Kansas Solicitor General Stephen McAllister will argue the state’s position on the severance question. Another defendant in the killings, Sidney Gleason, and Jonathan Carr are represented by attorneys with corporate law firm Sidley Austin LLP, public defender Sarah Johnson and Sarah O’Rourke Schrup with Northwestern University. Reginald Carr is represented by the multinational law firm Hogan Lovells and public defender Debra Wilson.
Attorneys for the defendants didn’t respond to requests for comment.

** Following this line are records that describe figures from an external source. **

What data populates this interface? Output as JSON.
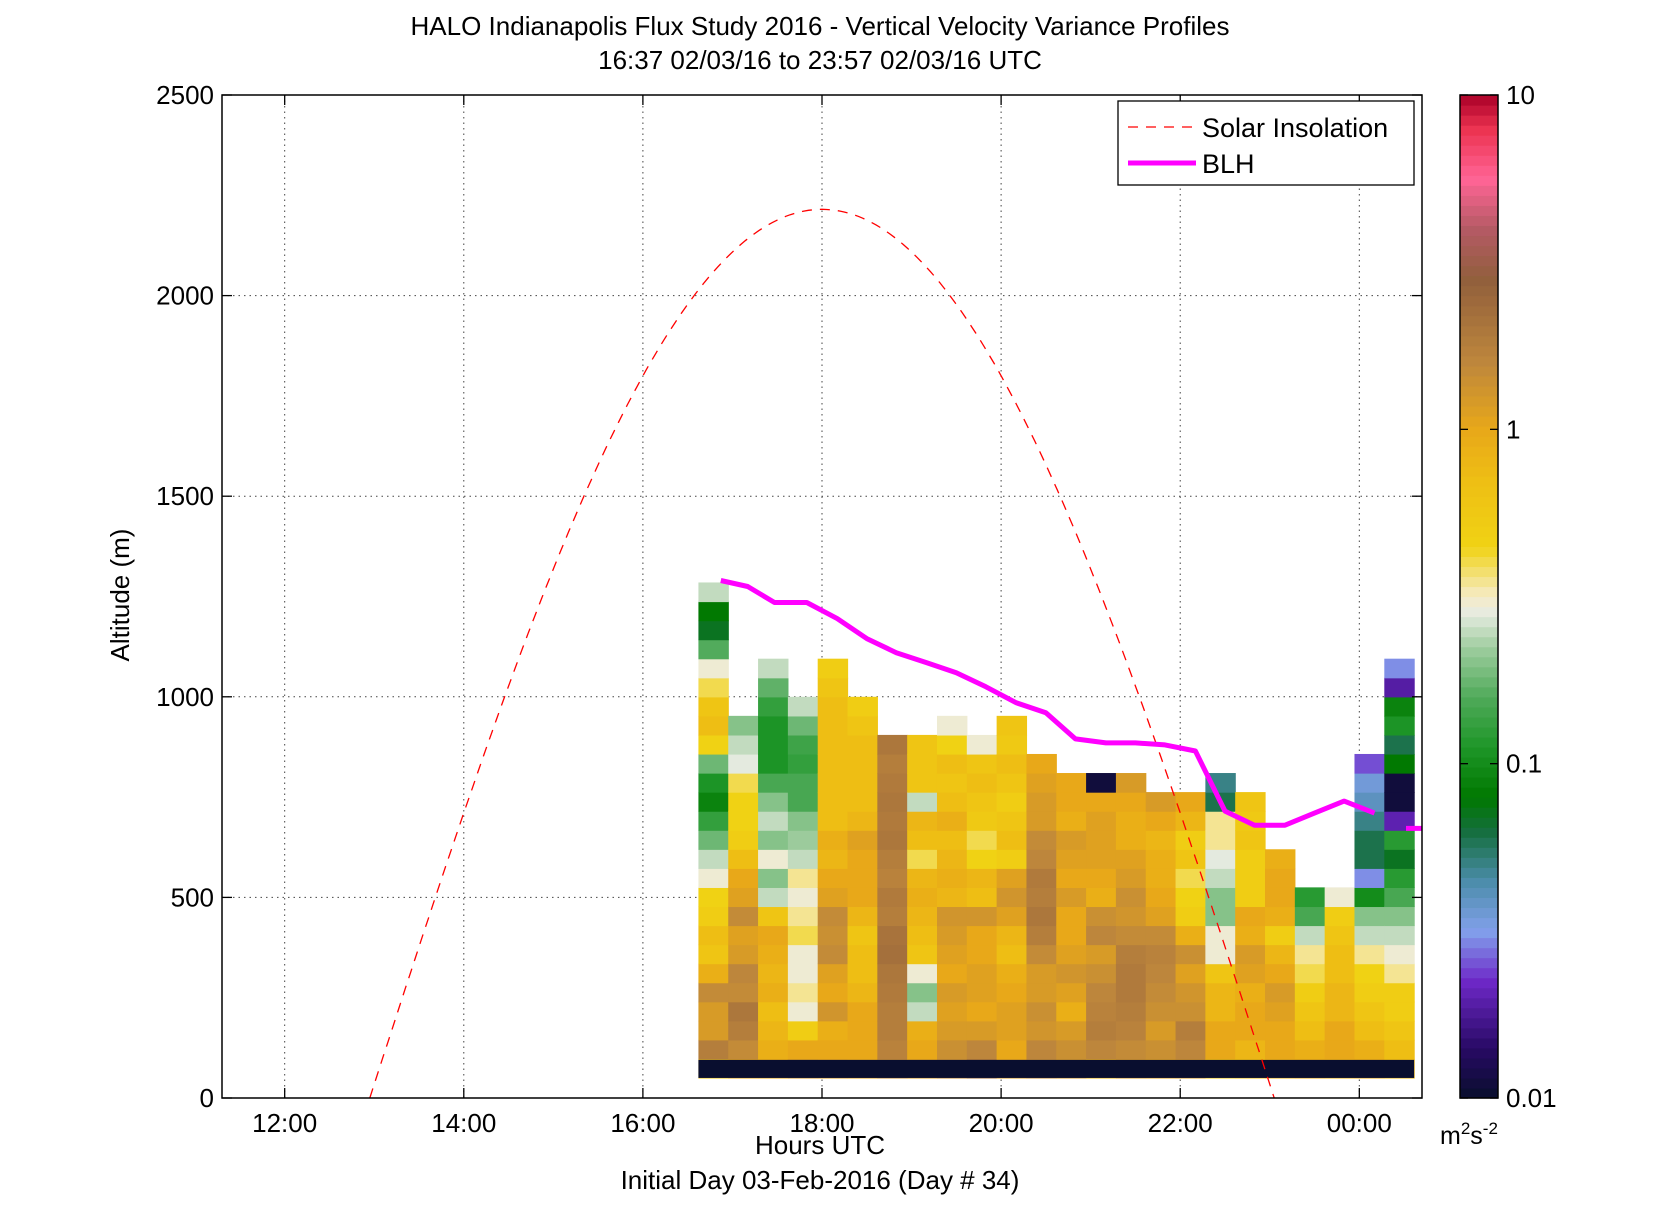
{
  "chart_data": {
    "type": "heatmap",
    "title": "HALO Indianapolis Flux Study 2016 - Vertical Velocity Variance Profiles",
    "subtitle": "16:37 02/03/16 to 23:57 02/03/16  UTC",
    "xlabel": "Hours UTC",
    "xlabel2": "Initial Day 03-Feb-2016 (Day # 34)",
    "ylabel": "Altitude (m)",
    "xlim": [
      11.3,
      24.7
    ],
    "ylim": [
      0,
      2500
    ],
    "xticks": [
      12,
      14,
      16,
      18,
      20,
      22,
      24
    ],
    "xtick_labels": [
      "12:00",
      "14:00",
      "16:00",
      "18:00",
      "20:00",
      "22:00",
      "00:00"
    ],
    "yticks": [
      0,
      500,
      1000,
      1500,
      2000,
      2500
    ],
    "ytick_labels": [
      "0",
      "500",
      "1000",
      "1500",
      "2000",
      "2500"
    ],
    "grid": true,
    "legend": {
      "placement": "top-right",
      "entries": [
        {
          "label": "Solar Insolation",
          "style": "dashed",
          "color": "#ff0000"
        },
        {
          "label": "BLH",
          "style": "solid",
          "color": "#ff00ff"
        }
      ]
    },
    "colorbar": {
      "scale": "log",
      "range": [
        0.01,
        10
      ],
      "tick_values": [
        0.01,
        0.1,
        1,
        10
      ],
      "tick_labels": [
        "0.01",
        "0.1",
        "1",
        "10"
      ],
      "unit_base": "m",
      "unit_sup1": "2",
      "unit_mid": "s",
      "unit_sup2": "-2"
    },
    "heatmap": {
      "x_start": 16.62,
      "column_width_hours": 0.333,
      "y_start": 50,
      "row_height_m": 47.5,
      "base_row_altitude": [
        50,
        95
      ],
      "base_row_value": 0.01,
      "columns": [
        [
          0.6,
          1.8,
          1.2,
          1.2,
          1.5,
          0.9,
          0.6,
          0.7,
          0.5,
          0.45,
          0.3,
          0.25,
          0.18,
          0.13,
          0.09,
          0.11,
          0.18,
          0.45,
          0.7,
          0.6,
          0.4,
          0.3,
          0.16,
          0.07,
          0.08,
          0.25
        ],
        [
          1.0,
          1.5,
          1.8,
          2.0,
          1.5,
          1.6,
          1.2,
          1.1,
          1.5,
          1.1,
          1.0,
          0.7,
          0.5,
          0.45,
          0.45,
          0.4,
          0.28,
          0.25,
          0.2
        ],
        [
          1.0,
          0.9,
          0.8,
          0.7,
          0.9,
          0.8,
          0.9,
          1.0,
          0.6,
          0.25,
          0.2,
          0.3,
          0.2,
          0.25,
          0.2,
          0.15,
          0.11,
          0.11,
          0.11,
          0.13,
          0.17,
          0.25
        ],
        [
          1.3,
          1.0,
          0.5,
          0.3,
          0.35,
          0.3,
          0.3,
          0.4,
          0.35,
          0.3,
          0.35,
          0.25,
          0.22,
          0.2,
          0.15,
          0.15,
          0.13,
          0.14,
          0.18,
          0.25
        ],
        [
          1.2,
          1.0,
          0.9,
          1.3,
          1.0,
          1.1,
          1.5,
          1.4,
          1.5,
          1.1,
          1.0,
          0.8,
          0.9,
          0.7,
          0.7,
          0.7,
          0.7,
          0.7,
          0.7,
          0.7,
          0.6,
          0.5
        ],
        [
          1.1,
          1.0,
          1.0,
          1.0,
          0.8,
          0.7,
          0.7,
          0.6,
          0.8,
          1.0,
          1.0,
          1.0,
          1.1,
          0.8,
          0.7,
          0.7,
          0.7,
          0.7,
          0.6,
          0.5
        ],
        [
          1.5,
          1.7,
          1.8,
          1.8,
          1.9,
          2.0,
          2.2,
          2.1,
          1.8,
          1.9,
          1.7,
          1.8,
          2.0,
          1.9,
          2.0,
          1.9,
          1.8,
          2.0
        ],
        [
          1.2,
          1.0,
          0.9,
          0.25,
          0.2,
          0.3,
          0.6,
          0.7,
          0.8,
          0.9,
          0.8,
          0.4,
          0.7,
          0.8,
          0.25,
          0.6,
          0.6,
          0.6
        ],
        [
          1.5,
          1.4,
          1.2,
          1.1,
          1.2,
          1.0,
          1.1,
          1.2,
          1.3,
          0.8,
          0.9,
          0.8,
          0.7,
          0.9,
          0.7,
          0.6,
          0.7,
          0.45,
          0.3
        ],
        [
          2.2,
          1.6,
          1.2,
          1.0,
          1.1,
          1.1,
          1.0,
          1.0,
          1.3,
          0.7,
          0.8,
          0.45,
          0.4,
          0.55,
          0.6,
          0.7,
          0.6,
          0.3
        ],
        [
          1.2,
          1.0,
          1.1,
          1.1,
          1.0,
          0.9,
          0.7,
          0.8,
          1.1,
          1.3,
          1.1,
          0.5,
          0.7,
          0.6,
          0.5,
          0.6,
          0.7,
          0.55,
          0.6
        ],
        [
          1.5,
          1.6,
          1.3,
          1.4,
          1.2,
          1.2,
          1.5,
          1.8,
          2.0,
          1.8,
          1.9,
          1.6,
          1.5,
          1.2,
          1.2,
          1.1,
          1.0
        ],
        [
          1.3,
          1.4,
          1.2,
          0.9,
          1.1,
          1.3,
          1.1,
          1.0,
          1.0,
          1.2,
          1.0,
          1.1,
          1.2,
          0.9,
          1.0,
          1.0
        ],
        [
          0.8,
          1.6,
          1.8,
          1.7,
          1.6,
          1.4,
          1.2,
          1.6,
          1.4,
          0.9,
          1.0,
          1.1,
          1.1,
          1.1,
          1.0,
          0.011
        ],
        [
          1.2,
          1.5,
          1.7,
          1.8,
          1.9,
          1.9,
          1.8,
          1.5,
          1.3,
          1.4,
          1.2,
          1.1,
          0.9,
          0.9,
          1.0,
          1.2
        ],
        [
          1.1,
          1.4,
          1.2,
          1.4,
          1.5,
          1.6,
          1.7,
          1.5,
          1.1,
          1.0,
          0.9,
          0.9,
          0.8,
          1.0,
          1.2
        ],
        [
          1.2,
          1.6,
          1.8,
          1.4,
          1.3,
          1.1,
          1.4,
          0.9,
          0.5,
          0.45,
          0.4,
          0.6,
          0.5,
          0.8,
          1.0
        ],
        [
          0.6,
          1.0,
          1.0,
          0.8,
          0.8,
          0.6,
          0.3,
          0.3,
          0.2,
          0.2,
          0.25,
          0.28,
          0.35,
          0.35,
          0.06,
          0.05
        ],
        [
          0.7,
          0.8,
          1.0,
          1.0,
          0.9,
          1.1,
          1.2,
          0.9,
          1.0,
          0.5,
          0.5,
          0.5,
          0.6,
          0.55,
          0.6
        ],
        [
          0.9,
          1.0,
          1.0,
          1.1,
          1.2,
          1.0,
          0.8,
          0.5,
          0.9,
          1.0,
          1.0,
          0.9
        ],
        [
          1.0,
          0.9,
          0.7,
          0.6,
          0.5,
          0.4,
          0.35,
          0.25,
          0.15,
          0.12
        ],
        [
          0.9,
          1.0,
          1.0,
          0.8,
          0.8,
          0.7,
          0.7,
          0.6,
          0.5,
          0.3
        ],
        [
          1.0,
          0.9,
          0.7,
          0.6,
          0.5,
          0.45,
          0.35,
          0.25,
          0.2,
          0.1,
          0.03,
          0.06,
          0.06,
          0.05,
          0.04,
          0.035,
          0.025
        ],
        [
          0.8,
          0.7,
          0.6,
          0.5,
          0.5,
          0.35,
          0.3,
          0.25,
          0.2,
          0.15,
          0.12,
          0.07,
          0.12,
          0.02,
          0.011,
          0.011,
          0.08,
          0.06,
          0.11,
          0.09,
          0.019,
          0.03
        ]
      ]
    },
    "solar_insolation": {
      "x_start": 12.95,
      "x_end": 23.05,
      "peak_x": 18.0,
      "peak_y": 2215
    },
    "blh": {
      "x": [
        16.87,
        17.17,
        17.47,
        17.83,
        18.17,
        18.5,
        18.83,
        19.17,
        19.5,
        19.83,
        20.17,
        20.5,
        20.83,
        21.17,
        21.5,
        21.83,
        22.17,
        22.5,
        22.83,
        23.17,
        23.5,
        23.83,
        24.17
      ],
      "y": [
        1290,
        1275,
        1235,
        1235,
        1195,
        1145,
        1110,
        1085,
        1060,
        1025,
        985,
        960,
        895,
        885,
        885,
        880,
        865,
        715,
        680,
        680,
        710,
        740,
        710
      ],
      "extra_point": {
        "x": 24.7,
        "y": 672
      }
    }
  }
}
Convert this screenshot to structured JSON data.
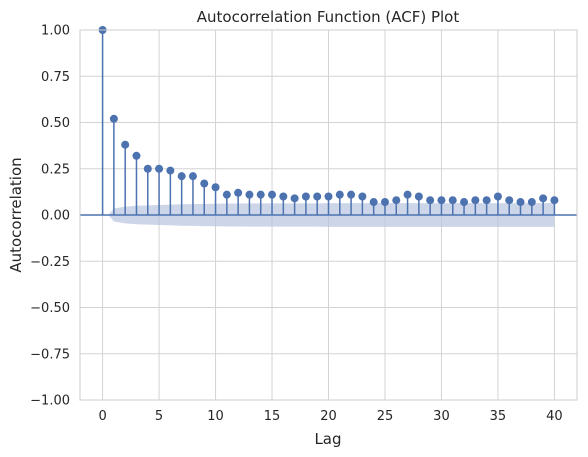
{
  "chart_data": {
    "type": "scatter",
    "subtype": "stem",
    "title": "Autocorrelation Function (ACF) Plot",
    "xlabel": "Lag",
    "ylabel": "Autocorrelation",
    "xlim": [
      -2,
      42
    ],
    "ylim": [
      -1.0,
      1.0
    ],
    "grid": true,
    "x_ticks": [
      0,
      5,
      10,
      15,
      20,
      25,
      30,
      35,
      40
    ],
    "x_tick_labels": [
      "0",
      "5",
      "10",
      "15",
      "20",
      "25",
      "30",
      "35",
      "40"
    ],
    "y_ticks": [
      -1.0,
      -0.75,
      -0.5,
      -0.25,
      0.0,
      0.25,
      0.5,
      0.75,
      1.0
    ],
    "y_tick_labels": [
      "−1.00",
      "−0.75",
      "−0.50",
      "−0.25",
      "0.00",
      "0.25",
      "0.50",
      "0.75",
      "1.00"
    ],
    "lags": [
      0,
      1,
      2,
      3,
      4,
      5,
      6,
      7,
      8,
      9,
      10,
      11,
      12,
      13,
      14,
      15,
      16,
      17,
      18,
      19,
      20,
      21,
      22,
      23,
      24,
      25,
      26,
      27,
      28,
      29,
      30,
      31,
      32,
      33,
      34,
      35,
      36,
      37,
      38,
      39,
      40
    ],
    "values": [
      1.0,
      0.52,
      0.38,
      0.32,
      0.25,
      0.25,
      0.24,
      0.21,
      0.21,
      0.17,
      0.15,
      0.11,
      0.12,
      0.11,
      0.11,
      0.11,
      0.1,
      0.09,
      0.1,
      0.1,
      0.1,
      0.11,
      0.11,
      0.1,
      0.07,
      0.07,
      0.08,
      0.11,
      0.1,
      0.08,
      0.08,
      0.08,
      0.07,
      0.08,
      0.08,
      0.1,
      0.08,
      0.07,
      0.07,
      0.09,
      0.08
    ],
    "confidence_band": {
      "lags": [
        0,
        1,
        2,
        3,
        4,
        5,
        6,
        7,
        8,
        9,
        10,
        11,
        12,
        13,
        14,
        15,
        16,
        17,
        18,
        19,
        20,
        21,
        22,
        23,
        24,
        25,
        26,
        27,
        28,
        29,
        30,
        31,
        32,
        33,
        34,
        35,
        36,
        37,
        38,
        39,
        40
      ],
      "upper": [
        0.0,
        0.035,
        0.045,
        0.05,
        0.052,
        0.054,
        0.056,
        0.058,
        0.059,
        0.06,
        0.061,
        0.062,
        0.062,
        0.063,
        0.063,
        0.063,
        0.063,
        0.063,
        0.063,
        0.063,
        0.064,
        0.064,
        0.064,
        0.064,
        0.064,
        0.064,
        0.064,
        0.064,
        0.064,
        0.064,
        0.064,
        0.064,
        0.064,
        0.064,
        0.064,
        0.064,
        0.064,
        0.064,
        0.064,
        0.064,
        0.064
      ]
    },
    "colors": {
      "stem": "#4c72b0",
      "band": "#b6c4de",
      "grid": "#d3d3d3",
      "zero_line": "#4c72b0"
    }
  }
}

“If you’re arguing severance, you’re arguing the judge made an arbitrary decision,” Elizabeth Cateforis, an assistant professor at the University of Kansas School of Law and supervising attorney at the Project for Innocence & Post-Conviction Remedies, explained. “That’s basically the state’s point, that the district court judge didn’t abuse his discretion and that it didn’t prejudice either defendant enough to require severance.”
Oral arguments Wednesday will delve deep into legal precedents from decades of Eighth Amendment case law, but the heinous nature of the Carr brothers’ crimes won’t be lost on the court.
“This is a bad case on bad facts and that always helps the government,” said Stephen Bright, a Yale Law School lecturer who has defended death row inmates before the U.S. Supreme Court.
“I have to believe the horrific facts of the Carr case got it a hearing before the court,” Little said. “I think the attorney general goes in with a pretty strong hand.”
Little predicts a close vote when the high court announces its opinion in December or January 2016. Other court followers are less willing to wager a prediction.
“The short answer is you can never predict what the court is going to do,” Dunham said.